Maintains detailed records of results which may include collecting, extracting & entering data; &/or preparing basic charts & graphs.
Performs scientific literature searches in support of research.
Assists with planning of the annual Urology research retreat.
Facilitate approval of data usage and material transfer agreements.
Process and track payments for research participants per study protocol.
May order lab supplies.
May provide work direction &/or train others involved in research to ensure compliance with University and federal policies.
May act as a mentor in regard to education of junior coordinators.

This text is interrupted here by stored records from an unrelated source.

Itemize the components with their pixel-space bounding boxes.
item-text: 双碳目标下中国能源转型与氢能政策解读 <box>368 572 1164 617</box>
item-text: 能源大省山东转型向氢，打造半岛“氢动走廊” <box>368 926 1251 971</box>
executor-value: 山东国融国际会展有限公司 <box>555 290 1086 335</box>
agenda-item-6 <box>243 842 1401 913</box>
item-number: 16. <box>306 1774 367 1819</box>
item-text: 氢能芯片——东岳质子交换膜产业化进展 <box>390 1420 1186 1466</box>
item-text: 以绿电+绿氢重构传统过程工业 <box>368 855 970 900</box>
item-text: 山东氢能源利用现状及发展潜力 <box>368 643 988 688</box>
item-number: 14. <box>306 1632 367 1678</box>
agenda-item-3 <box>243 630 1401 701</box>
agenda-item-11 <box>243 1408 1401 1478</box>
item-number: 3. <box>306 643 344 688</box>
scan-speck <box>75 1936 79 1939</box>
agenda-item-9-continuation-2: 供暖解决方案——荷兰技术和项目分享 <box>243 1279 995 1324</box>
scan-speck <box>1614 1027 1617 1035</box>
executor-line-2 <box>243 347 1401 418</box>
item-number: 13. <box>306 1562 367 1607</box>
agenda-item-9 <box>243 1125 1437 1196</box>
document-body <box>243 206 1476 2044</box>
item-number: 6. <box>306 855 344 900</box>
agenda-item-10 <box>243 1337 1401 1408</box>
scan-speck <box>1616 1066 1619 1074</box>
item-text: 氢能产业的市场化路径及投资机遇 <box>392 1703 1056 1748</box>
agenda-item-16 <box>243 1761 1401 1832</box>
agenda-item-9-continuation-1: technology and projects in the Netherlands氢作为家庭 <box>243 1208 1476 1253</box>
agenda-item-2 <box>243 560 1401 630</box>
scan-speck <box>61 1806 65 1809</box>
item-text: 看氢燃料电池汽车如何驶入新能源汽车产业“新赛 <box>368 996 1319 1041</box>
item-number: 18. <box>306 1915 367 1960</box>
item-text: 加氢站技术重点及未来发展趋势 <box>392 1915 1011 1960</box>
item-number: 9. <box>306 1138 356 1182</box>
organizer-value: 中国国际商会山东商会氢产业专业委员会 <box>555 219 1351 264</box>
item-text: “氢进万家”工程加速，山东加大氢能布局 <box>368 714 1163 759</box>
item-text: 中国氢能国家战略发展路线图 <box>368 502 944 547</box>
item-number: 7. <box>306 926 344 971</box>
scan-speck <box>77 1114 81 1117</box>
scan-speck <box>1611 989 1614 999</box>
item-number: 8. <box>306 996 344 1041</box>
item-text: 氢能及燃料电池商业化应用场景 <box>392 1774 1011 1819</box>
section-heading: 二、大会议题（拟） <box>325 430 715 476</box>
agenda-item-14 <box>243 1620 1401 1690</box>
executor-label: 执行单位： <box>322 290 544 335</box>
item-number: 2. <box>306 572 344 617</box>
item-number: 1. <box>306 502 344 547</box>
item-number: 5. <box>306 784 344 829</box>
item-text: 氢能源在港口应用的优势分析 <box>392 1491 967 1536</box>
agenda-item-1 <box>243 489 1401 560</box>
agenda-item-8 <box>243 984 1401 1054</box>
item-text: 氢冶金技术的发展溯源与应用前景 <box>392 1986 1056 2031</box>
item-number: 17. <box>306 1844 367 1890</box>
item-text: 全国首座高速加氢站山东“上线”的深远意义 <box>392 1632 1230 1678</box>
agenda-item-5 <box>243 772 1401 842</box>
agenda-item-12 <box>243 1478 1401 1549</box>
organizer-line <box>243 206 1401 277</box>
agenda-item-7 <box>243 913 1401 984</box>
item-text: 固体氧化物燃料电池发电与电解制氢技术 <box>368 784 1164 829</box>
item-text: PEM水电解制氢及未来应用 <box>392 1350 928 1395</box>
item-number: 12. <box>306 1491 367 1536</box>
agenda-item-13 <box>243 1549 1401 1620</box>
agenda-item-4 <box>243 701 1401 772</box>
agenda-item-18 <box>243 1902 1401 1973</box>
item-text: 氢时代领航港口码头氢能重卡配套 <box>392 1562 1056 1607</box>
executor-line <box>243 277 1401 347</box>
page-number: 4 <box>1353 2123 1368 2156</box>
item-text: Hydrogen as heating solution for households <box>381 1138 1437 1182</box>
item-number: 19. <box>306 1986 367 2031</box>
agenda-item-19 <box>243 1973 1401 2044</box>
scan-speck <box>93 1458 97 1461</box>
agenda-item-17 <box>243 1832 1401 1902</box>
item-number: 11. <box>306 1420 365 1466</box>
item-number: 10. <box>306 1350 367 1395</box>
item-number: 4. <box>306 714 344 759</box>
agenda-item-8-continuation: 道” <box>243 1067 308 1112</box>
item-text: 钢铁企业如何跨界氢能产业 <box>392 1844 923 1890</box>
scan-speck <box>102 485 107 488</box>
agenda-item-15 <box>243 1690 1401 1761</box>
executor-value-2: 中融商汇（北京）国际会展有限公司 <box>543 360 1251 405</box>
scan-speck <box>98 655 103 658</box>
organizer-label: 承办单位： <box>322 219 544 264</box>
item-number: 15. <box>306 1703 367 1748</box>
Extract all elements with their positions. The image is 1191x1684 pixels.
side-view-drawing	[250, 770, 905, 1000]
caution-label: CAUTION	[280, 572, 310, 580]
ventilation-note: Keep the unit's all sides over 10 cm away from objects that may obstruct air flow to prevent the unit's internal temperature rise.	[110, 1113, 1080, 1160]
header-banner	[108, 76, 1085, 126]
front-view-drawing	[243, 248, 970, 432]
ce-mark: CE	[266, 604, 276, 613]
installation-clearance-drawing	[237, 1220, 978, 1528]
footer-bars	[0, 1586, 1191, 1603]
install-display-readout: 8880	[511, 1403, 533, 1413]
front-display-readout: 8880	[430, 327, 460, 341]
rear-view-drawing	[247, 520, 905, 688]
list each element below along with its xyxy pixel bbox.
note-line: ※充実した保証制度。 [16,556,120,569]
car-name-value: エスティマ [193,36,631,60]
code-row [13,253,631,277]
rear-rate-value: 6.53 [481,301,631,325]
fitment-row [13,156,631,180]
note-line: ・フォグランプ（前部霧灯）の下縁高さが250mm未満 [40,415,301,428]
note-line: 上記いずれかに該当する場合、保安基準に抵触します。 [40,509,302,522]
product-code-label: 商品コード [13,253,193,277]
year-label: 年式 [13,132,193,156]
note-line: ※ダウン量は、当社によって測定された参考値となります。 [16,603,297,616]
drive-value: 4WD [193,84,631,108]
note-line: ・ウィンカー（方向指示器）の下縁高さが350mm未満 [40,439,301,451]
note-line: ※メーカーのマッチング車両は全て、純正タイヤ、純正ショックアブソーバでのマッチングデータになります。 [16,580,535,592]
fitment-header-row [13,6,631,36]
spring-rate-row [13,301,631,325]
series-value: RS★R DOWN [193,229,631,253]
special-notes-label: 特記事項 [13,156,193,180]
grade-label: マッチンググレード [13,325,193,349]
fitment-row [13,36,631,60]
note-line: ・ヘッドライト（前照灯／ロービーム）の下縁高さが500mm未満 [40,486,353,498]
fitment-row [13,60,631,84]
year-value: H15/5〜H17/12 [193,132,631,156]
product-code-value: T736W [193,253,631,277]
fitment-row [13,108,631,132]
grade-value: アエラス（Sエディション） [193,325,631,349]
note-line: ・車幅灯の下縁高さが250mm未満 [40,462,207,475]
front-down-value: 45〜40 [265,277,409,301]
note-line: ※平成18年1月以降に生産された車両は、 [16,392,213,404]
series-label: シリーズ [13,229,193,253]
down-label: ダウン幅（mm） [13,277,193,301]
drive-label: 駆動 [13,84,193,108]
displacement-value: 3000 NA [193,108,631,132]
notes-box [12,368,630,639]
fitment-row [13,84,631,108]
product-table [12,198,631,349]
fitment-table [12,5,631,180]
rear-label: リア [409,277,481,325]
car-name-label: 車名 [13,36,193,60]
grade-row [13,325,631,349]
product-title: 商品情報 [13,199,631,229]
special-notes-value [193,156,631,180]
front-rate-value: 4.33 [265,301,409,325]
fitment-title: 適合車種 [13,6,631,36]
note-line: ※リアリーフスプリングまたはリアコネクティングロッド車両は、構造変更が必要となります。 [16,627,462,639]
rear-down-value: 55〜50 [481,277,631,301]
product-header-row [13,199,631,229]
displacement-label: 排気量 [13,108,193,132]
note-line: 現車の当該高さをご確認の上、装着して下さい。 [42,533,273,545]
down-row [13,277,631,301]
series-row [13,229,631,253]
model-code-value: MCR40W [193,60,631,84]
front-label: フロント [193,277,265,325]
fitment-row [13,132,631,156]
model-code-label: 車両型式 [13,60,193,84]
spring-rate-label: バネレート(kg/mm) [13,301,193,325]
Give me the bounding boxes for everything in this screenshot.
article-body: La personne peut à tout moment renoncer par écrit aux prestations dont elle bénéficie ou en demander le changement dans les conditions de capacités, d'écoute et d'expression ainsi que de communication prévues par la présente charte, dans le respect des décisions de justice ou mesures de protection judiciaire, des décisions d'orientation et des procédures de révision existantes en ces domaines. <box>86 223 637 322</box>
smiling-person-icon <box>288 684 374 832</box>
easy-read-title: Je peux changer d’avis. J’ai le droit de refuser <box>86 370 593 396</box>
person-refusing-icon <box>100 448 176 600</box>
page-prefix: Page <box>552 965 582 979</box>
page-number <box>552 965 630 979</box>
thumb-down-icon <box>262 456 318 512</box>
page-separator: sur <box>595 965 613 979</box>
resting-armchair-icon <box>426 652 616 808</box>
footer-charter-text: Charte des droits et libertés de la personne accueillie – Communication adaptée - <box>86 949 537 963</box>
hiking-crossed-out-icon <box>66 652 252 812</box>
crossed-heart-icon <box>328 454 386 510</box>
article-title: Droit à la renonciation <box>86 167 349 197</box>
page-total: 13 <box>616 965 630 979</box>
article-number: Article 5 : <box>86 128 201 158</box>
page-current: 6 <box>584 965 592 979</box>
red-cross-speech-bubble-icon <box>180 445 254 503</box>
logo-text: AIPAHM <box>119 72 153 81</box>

Performs other duties as assigned.
Successful completion of a full 4-year course of study in an accredited college or university leading to a bachelor's or higher degree in a major such as social or health science or related; OR appropriate combination of education and experience and 2 years' research study or other relevant experience required; OR
Successful completion of a full course of study in an accredited college or university leading to a master's or higher degree in a major such as social or health science or related; OR appropriate combination of education and experience.
Must complete Northwestern's IRB CITI training before interacting with any participants & must re-certify every 3 years.
Minimum Competencies: (Skills, knowledge, and abilities.)
Demonstrated knowledge of human subject research policies and training in biomedical research methodology.
Demonstrated familiarity with medical and research terminology.
Demonstrated knowledge of federal and state regulations governing the participation of human subjects.
2-3 years practical research study or related experience
Past experience supporting researchers or physicians
Preferred Competencies: (Skills, knowledge, and abilities)
Scientific writing skills, including the ability to write and decipher information from complex documents and websites
Strong attention to detail
Clear communication skills and the ability to tailor communication to different audiences
Ability to work with a broad range of constituencies and direct action to superiors, including senior administrators, faculty, fellows and residents
Ability to work efficiently and with multiple tasks with various deadlines.
Ability to take initiative for projects.
Ability to think creatively to resolve problems.
Ability to work effectively in an environment in which parameters may change daily and to adjust behavior to meet the needs of different people and situations
Northwestern University is an Equal Opportunity, Affirmative Action Employer of all protected classes, including veterans and individuals with disabilities. Women, racial and ethnic minorities, individuals with disabilities, and veterans are encouraged to apply. Hiring is contingent upon eligibility to work in the United States.
Internal Number: 37539
About Northwestern University
Northwestern University is a major private research university with 12 academic divisions located on three campuses in Evanston, Chicago, and Education City in Doha, Qatar. We have approximately 2,500 full-time faculty members, 17,000 graduate and undergraduate students, and over 5,700 full and part-time staff. Northwestern University combines innovative teaching and pioneering research in a highly collaborative environment. It provides students and faculty exceptional opportunities for intellectual, personal and professional growth.